The Ecumenical Reformation Truck
- Ian Brown
- Feb 21, 2017
- 2 min read

Rolling into Liverpool today is the very latest model of the ecumenical bandwagon.
It’s destined for Cambridge on the 23rd February, then London on the 25th, before returning to Germany by the beginning of next month.
They call it the Reformation Truck. Since its wheels first ‘hit the road’ in Geneva on 3 November 2016, it has visited just over half of its target destinations before it concludes its tour by reaching the key centre of the Protestant Reformation, Wittenberg, on 20 May 2017.
The brainchild of the Evangelical Church in Germany (EKD) and the German Protestant Kirchentag (DEKT), this European Reformation Roadmap "Stories on tour" will stop by at a total of 68 cities in 19 European countries that were shaped by the Reformation and its consequences.
While the opening lines of their publicity about this tour sound quite promising, it quickly becomes evident that the Steering Committee (I’m sure there’s no pun intended here!) of this Reformation Anniversary 2017 view most of the “consequences” of the Reformation (as they define them) as distinctly dangerous.
• In a paragraph entitled, ‘Guilt and Opportunity,’ they state:
“The Reformers emphasised our personal, direct responsibility before God and justification by faith alone. These ideas were ground-breaking, their concept of freedom revolutionary. Nevertheless, they also spawned an uncompromising confessionalism, anti-Judaism, religious fanaticism, tyranny and an incipient over-emphasis on the individual.”

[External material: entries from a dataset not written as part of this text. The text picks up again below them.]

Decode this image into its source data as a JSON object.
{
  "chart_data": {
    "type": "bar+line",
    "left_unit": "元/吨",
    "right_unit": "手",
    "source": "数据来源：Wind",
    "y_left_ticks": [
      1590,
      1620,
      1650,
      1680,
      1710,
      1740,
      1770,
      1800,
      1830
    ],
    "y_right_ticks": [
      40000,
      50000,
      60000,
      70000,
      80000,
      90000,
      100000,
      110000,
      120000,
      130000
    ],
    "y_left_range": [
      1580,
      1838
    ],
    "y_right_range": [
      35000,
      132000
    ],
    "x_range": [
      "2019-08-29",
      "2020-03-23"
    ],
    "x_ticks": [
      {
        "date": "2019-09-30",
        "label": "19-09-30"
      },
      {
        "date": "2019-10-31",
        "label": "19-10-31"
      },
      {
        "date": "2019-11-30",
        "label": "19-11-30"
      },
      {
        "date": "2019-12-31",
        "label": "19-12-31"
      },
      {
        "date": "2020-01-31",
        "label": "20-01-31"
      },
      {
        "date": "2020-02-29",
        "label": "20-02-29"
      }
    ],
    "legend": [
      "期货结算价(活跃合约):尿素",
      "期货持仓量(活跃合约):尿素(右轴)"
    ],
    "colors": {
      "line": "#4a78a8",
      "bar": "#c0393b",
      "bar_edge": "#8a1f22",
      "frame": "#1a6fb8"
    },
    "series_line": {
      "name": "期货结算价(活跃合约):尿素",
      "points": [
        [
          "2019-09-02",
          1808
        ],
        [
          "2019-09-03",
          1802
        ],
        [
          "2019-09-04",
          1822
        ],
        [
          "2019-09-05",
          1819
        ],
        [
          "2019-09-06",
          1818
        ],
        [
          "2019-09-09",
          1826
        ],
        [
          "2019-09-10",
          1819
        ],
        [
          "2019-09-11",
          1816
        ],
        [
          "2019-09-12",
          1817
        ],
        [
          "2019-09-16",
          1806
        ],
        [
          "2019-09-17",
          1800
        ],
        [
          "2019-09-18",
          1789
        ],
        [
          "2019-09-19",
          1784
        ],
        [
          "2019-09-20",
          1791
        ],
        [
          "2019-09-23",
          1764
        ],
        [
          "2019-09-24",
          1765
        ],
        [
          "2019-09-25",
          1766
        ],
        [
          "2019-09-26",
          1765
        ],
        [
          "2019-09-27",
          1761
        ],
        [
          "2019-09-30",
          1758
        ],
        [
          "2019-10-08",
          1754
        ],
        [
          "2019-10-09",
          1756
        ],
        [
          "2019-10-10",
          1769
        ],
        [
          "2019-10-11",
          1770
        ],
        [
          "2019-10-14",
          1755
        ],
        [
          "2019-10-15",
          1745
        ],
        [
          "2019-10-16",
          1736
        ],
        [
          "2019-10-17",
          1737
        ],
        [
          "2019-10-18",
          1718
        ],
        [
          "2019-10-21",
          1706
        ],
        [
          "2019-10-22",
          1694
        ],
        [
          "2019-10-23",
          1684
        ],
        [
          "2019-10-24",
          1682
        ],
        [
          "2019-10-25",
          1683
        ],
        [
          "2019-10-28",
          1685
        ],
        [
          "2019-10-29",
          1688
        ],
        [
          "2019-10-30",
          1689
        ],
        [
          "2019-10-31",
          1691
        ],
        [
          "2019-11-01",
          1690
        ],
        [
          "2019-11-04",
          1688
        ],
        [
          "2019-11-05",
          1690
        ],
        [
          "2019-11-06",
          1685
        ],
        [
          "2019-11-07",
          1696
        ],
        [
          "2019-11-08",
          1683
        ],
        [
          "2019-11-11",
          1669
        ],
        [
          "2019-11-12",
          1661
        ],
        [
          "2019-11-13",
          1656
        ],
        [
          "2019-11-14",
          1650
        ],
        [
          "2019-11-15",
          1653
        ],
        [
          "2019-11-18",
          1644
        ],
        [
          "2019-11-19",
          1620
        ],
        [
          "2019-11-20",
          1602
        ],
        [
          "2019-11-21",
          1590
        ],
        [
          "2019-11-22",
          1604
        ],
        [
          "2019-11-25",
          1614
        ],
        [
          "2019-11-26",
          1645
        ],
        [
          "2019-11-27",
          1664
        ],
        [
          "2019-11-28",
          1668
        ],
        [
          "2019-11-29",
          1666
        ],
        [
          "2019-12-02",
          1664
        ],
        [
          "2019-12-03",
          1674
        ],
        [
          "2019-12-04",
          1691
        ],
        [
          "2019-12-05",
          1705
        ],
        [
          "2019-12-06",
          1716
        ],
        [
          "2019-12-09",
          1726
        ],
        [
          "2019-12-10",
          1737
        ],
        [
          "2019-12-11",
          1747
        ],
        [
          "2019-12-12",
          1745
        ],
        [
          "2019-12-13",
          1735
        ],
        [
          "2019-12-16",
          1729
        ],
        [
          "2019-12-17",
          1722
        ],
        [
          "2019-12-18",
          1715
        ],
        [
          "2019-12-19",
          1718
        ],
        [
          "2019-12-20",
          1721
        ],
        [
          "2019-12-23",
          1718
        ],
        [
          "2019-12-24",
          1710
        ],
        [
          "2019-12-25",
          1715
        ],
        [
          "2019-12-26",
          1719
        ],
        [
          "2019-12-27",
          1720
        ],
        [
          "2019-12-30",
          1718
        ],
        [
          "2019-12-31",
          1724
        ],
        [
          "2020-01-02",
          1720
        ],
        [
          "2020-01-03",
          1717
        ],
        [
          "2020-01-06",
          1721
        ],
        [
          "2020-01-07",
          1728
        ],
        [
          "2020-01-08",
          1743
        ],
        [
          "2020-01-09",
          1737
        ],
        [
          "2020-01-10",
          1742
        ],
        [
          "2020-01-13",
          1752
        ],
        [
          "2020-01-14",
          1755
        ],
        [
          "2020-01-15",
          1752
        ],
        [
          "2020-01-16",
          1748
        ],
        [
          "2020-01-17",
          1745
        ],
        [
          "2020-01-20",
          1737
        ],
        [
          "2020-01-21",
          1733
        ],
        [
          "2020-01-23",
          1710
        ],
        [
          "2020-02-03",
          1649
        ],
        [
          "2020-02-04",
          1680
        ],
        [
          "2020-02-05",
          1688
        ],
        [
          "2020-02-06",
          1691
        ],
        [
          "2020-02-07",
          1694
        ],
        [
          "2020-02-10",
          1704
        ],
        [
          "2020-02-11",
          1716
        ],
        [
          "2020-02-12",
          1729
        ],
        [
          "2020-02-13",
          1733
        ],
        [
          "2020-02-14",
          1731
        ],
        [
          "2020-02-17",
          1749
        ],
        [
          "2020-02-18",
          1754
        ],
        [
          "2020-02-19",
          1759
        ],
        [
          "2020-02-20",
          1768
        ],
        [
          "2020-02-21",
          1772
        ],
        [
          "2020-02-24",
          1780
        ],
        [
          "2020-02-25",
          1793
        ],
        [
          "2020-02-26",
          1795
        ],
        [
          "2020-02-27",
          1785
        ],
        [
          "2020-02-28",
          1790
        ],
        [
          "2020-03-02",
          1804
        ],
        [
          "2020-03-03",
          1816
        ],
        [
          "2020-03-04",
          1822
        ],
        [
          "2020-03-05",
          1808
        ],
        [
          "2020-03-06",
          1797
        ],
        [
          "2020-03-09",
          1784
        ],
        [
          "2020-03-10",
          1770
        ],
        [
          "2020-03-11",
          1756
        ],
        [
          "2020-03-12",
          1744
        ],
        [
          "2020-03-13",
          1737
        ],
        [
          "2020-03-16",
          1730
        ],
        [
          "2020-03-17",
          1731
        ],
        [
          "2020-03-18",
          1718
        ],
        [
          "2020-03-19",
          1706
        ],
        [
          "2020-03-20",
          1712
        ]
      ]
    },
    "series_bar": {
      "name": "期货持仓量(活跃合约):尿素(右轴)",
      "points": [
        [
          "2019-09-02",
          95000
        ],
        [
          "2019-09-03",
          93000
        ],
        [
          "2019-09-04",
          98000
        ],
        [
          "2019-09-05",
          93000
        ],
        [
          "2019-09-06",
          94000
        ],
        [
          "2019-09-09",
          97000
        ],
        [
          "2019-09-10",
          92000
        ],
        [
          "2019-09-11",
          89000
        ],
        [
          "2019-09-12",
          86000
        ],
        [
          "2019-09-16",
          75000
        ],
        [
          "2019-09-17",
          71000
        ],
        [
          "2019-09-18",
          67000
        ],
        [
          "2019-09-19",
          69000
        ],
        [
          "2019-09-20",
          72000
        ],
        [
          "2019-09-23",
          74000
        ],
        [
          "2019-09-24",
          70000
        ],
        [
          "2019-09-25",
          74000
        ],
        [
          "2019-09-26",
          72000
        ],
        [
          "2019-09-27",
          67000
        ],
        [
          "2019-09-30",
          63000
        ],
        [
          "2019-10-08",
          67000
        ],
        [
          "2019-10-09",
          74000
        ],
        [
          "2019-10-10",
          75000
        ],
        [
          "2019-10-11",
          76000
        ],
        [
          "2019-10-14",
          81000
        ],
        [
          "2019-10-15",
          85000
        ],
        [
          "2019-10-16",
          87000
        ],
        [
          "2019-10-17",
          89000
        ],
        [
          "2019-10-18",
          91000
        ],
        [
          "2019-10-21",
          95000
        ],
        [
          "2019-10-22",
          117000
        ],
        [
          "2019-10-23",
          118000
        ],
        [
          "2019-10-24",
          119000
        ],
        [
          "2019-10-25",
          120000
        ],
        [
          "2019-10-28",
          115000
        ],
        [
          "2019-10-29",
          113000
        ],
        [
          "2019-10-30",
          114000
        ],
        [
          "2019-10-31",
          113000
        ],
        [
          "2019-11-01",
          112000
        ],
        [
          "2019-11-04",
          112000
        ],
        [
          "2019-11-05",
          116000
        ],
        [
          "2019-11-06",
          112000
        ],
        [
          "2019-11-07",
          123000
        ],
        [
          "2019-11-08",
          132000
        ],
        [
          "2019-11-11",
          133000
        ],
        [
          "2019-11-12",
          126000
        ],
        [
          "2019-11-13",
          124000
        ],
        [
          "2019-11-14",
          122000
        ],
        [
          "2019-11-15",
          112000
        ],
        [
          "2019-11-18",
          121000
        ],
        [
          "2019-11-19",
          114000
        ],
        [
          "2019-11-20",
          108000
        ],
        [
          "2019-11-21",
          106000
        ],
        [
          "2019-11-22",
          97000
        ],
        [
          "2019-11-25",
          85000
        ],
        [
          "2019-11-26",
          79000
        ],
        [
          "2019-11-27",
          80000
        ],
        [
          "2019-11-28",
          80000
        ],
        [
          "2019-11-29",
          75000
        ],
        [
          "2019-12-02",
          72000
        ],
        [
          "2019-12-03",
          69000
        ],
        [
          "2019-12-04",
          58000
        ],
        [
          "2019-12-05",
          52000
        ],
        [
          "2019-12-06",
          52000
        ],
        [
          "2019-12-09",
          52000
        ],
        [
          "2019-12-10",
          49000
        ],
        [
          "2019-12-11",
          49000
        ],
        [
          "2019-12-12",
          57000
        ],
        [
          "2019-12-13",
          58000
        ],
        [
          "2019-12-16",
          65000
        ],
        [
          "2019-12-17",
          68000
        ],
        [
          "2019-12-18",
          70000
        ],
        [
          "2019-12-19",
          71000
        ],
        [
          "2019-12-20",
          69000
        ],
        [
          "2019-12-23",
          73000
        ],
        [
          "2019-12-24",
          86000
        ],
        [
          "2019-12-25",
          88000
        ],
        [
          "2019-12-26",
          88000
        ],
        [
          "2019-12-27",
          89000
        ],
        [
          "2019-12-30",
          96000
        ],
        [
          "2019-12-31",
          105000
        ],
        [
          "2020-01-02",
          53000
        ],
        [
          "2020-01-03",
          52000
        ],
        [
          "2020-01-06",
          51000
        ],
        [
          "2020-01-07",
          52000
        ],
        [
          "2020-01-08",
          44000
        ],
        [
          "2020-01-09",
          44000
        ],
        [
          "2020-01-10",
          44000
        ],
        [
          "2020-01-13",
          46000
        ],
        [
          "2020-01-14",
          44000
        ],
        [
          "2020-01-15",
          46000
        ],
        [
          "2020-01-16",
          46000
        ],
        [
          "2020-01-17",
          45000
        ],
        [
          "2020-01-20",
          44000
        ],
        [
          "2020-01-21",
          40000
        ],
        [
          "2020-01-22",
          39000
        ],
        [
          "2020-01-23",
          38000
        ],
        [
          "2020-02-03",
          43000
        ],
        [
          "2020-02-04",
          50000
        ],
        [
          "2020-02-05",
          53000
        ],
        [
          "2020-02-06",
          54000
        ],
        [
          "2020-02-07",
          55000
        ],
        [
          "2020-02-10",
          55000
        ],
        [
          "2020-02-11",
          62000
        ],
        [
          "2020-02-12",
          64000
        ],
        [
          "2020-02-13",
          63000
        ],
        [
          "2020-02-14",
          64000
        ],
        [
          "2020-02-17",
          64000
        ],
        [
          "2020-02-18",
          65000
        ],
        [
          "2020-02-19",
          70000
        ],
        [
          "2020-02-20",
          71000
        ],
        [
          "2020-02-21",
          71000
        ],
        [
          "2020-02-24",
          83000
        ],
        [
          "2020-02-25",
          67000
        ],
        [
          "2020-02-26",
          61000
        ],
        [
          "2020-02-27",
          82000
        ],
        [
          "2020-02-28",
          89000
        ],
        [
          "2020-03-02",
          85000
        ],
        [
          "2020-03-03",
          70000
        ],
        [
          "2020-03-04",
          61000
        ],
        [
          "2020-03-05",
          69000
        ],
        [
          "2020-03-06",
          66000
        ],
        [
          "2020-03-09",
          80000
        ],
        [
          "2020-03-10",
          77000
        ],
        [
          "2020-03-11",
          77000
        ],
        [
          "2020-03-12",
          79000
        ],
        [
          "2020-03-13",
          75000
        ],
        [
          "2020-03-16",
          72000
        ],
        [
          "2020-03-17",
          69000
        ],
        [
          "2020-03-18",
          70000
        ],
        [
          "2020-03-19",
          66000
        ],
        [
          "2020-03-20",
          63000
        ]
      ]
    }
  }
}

I have never considered the soul-saving doctrine of Justification by Faith Alone to be remotely guilty of “religious fanaticism” or “tyranny” (never mind the other sins this Committee lays at its door).

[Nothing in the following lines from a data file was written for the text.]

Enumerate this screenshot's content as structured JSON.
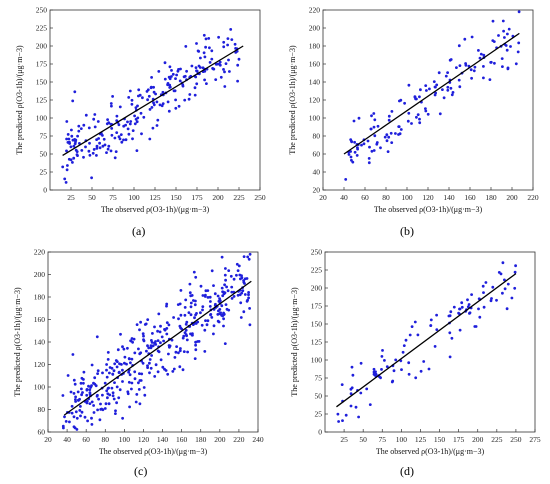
{
  "figure": {
    "panels": [
      {
        "label": "(a)"
      },
      {
        "label": "(b)"
      },
      {
        "label": "(c)"
      },
      {
        "label": "(d)"
      }
    ]
  },
  "colors": {
    "points": "#1f1fdb",
    "fit_line": "#000000",
    "axes": "#333333"
  },
  "chart_data": [
    {
      "type": "scatter",
      "xlabel": "The observed ρ(O3-1h)/(μg·m−3)",
      "ylabel": "The predicted ρ(O3-1h)/(μg·m−3)",
      "xlim": [
        0,
        250
      ],
      "ylim": [
        0,
        250
      ],
      "xticks": [
        25,
        50,
        75,
        100,
        125,
        150,
        175,
        200,
        225,
        250
      ],
      "yticks": [
        0,
        25,
        50,
        75,
        100,
        125,
        150,
        175,
        200,
        225,
        250
      ],
      "fit_line": {
        "x": [
          15,
          230
        ],
        "y": [
          48,
          200
        ]
      },
      "n_points": 260,
      "seed": 11,
      "x_range": [
        15,
        225
      ],
      "noise": 22
    },
    {
      "type": "scatter",
      "xlabel": "The observed ρ(O3-1h)/(μg·m−3)",
      "ylabel": "The predicted ρ(O3-1h)/(μg·m−3)",
      "xlim": [
        20,
        220
      ],
      "ylim": [
        20,
        220
      ],
      "xticks": [
        20,
        40,
        60,
        80,
        100,
        120,
        140,
        160,
        180,
        200,
        220
      ],
      "yticks": [
        20,
        40,
        60,
        80,
        100,
        120,
        140,
        160,
        180,
        200,
        220
      ],
      "fit_line": {
        "x": [
          40,
          207
        ],
        "y": [
          60,
          194
        ]
      },
      "n_points": 150,
      "seed": 23,
      "x_range": [
        40,
        207
      ],
      "noise": 14
    },
    {
      "type": "scatter",
      "xlabel": "The observed ρ(O3-1h)/(μg·m−3)",
      "ylabel": "The predicted ρ(O3-1h)/(μg·m−3)",
      "xlim": [
        20,
        240
      ],
      "ylim": [
        60,
        220
      ],
      "xticks": [
        20,
        40,
        60,
        80,
        100,
        120,
        140,
        160,
        180,
        200,
        220,
        240
      ],
      "yticks": [
        60,
        80,
        100,
        120,
        140,
        160,
        180,
        200,
        220
      ],
      "fit_line": {
        "x": [
          37,
          233
        ],
        "y": [
          75,
          194
        ]
      },
      "n_points": 420,
      "seed": 37,
      "x_range": [
        35,
        232
      ],
      "noise": 16
    },
    {
      "type": "scatter",
      "xlabel": "The observed ρ(O3-1h)/(μg·m−3)",
      "ylabel": "The predicted ρ(O3-1h)/(μg·m−3)",
      "xlim": [
        0,
        275
      ],
      "ylim": [
        0,
        250
      ],
      "xticks": [
        25,
        50,
        75,
        100,
        125,
        150,
        175,
        200,
        225,
        250,
        275
      ],
      "yticks": [
        0,
        25,
        50,
        75,
        100,
        125,
        150,
        175,
        200,
        225,
        250
      ],
      "fit_line": {
        "x": [
          15,
          250
        ],
        "y": [
          35,
          220
        ]
      },
      "n_points": 110,
      "seed": 53,
      "x_range": [
        15,
        250
      ],
      "noise": 18
    }
  ]
}
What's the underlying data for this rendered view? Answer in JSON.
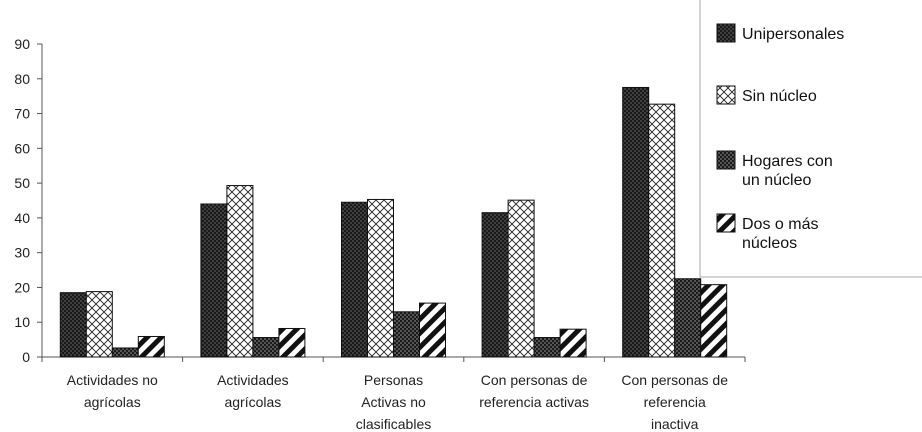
{
  "chart_data": {
    "type": "bar",
    "title": "",
    "xlabel": "",
    "ylabel": "",
    "ylim": [
      0,
      90
    ],
    "yticks": [
      0,
      10,
      20,
      30,
      40,
      50,
      60,
      70,
      80,
      90
    ],
    "grid": false,
    "legend_position": "top-right",
    "categories": [
      [
        "Actividades no",
        "agrícolas"
      ],
      [
        "Actividades",
        "agrícolas"
      ],
      [
        "Personas",
        "Activas no",
        "clasificables"
      ],
      [
        "Con personas de",
        "referencia activas"
      ],
      [
        "Con personas de",
        "referencia",
        "inactiva"
      ]
    ],
    "series": [
      {
        "name": [
          "Unipersonales"
        ],
        "pattern": "dots-dark",
        "values": [
          18.5,
          44,
          44.5,
          41.5,
          77.5
        ]
      },
      {
        "name": [
          "Sin núcleo"
        ],
        "pattern": "crosshatch-light",
        "values": [
          18.8,
          49.3,
          45.3,
          45.1,
          72.7
        ]
      },
      {
        "name": [
          "Hogares con",
          "un núcleo"
        ],
        "pattern": "checker-dark",
        "values": [
          2.6,
          5.6,
          13,
          5.6,
          22.5
        ]
      },
      {
        "name": [
          "Dos o más",
          "núcleos"
        ],
        "pattern": "diagonal-stripes",
        "values": [
          5.9,
          8.2,
          15.5,
          8,
          20.8
        ]
      }
    ],
    "colors": {
      "ink": "#111111",
      "axis": "#555555",
      "legend_border": "#aaaaaa"
    }
  }
}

• The next line hints at their real agenda:
“By contrast, the truth of faith in a gracious God is bestowed on us when we freely encounter each other and in our relationship with Jesus Christ.”
What is implicit in this line becomes very explicit in the language of Professor Dr. H. C. Margot Kabmann, special envoy of the Council of the Evangelical Church in Germany for the Reformation anniversary in 2017. She is careful to emphasis the point that,
“It is not Martin Luther that we will be celebrating in 2017 but the common new beginning.
Outward-looking, ecumenical and international – that will describe our quincentennial celebration in many places in Europe and the world, not to mention the World Reformation Exhibition.
We want to struggle for responses and guidance in conversation with the different denominations and religions and in listening together to people from other regions of the world, but also with the activists in civil society.”
• Elsewhere in the advertising brochure, this welcome is given:
“You are warmly invited to the 36th German Protestant Kirchentag from 24 to 28 May 2017 in Berlin und Wittenberg. Reflecting on international ecumenism, interfaith and intercultural dialogue, it will also look ahead to the next 500 years of Protestantism.”
Should the future of Christ’s church be the sole responsibility of this collection of churches and civil institutions it would be reduced to very poor shape indeed. With the Reformation put into reverse gear and its leading truths dismembered, there would be no Protestantism in 50 years, never mind 500, at the rate at which biblical doctrines are being permitted to drain through these ecumenical, unbiblical fingers.

This is certainly one bandwagon that should be studiously avoided.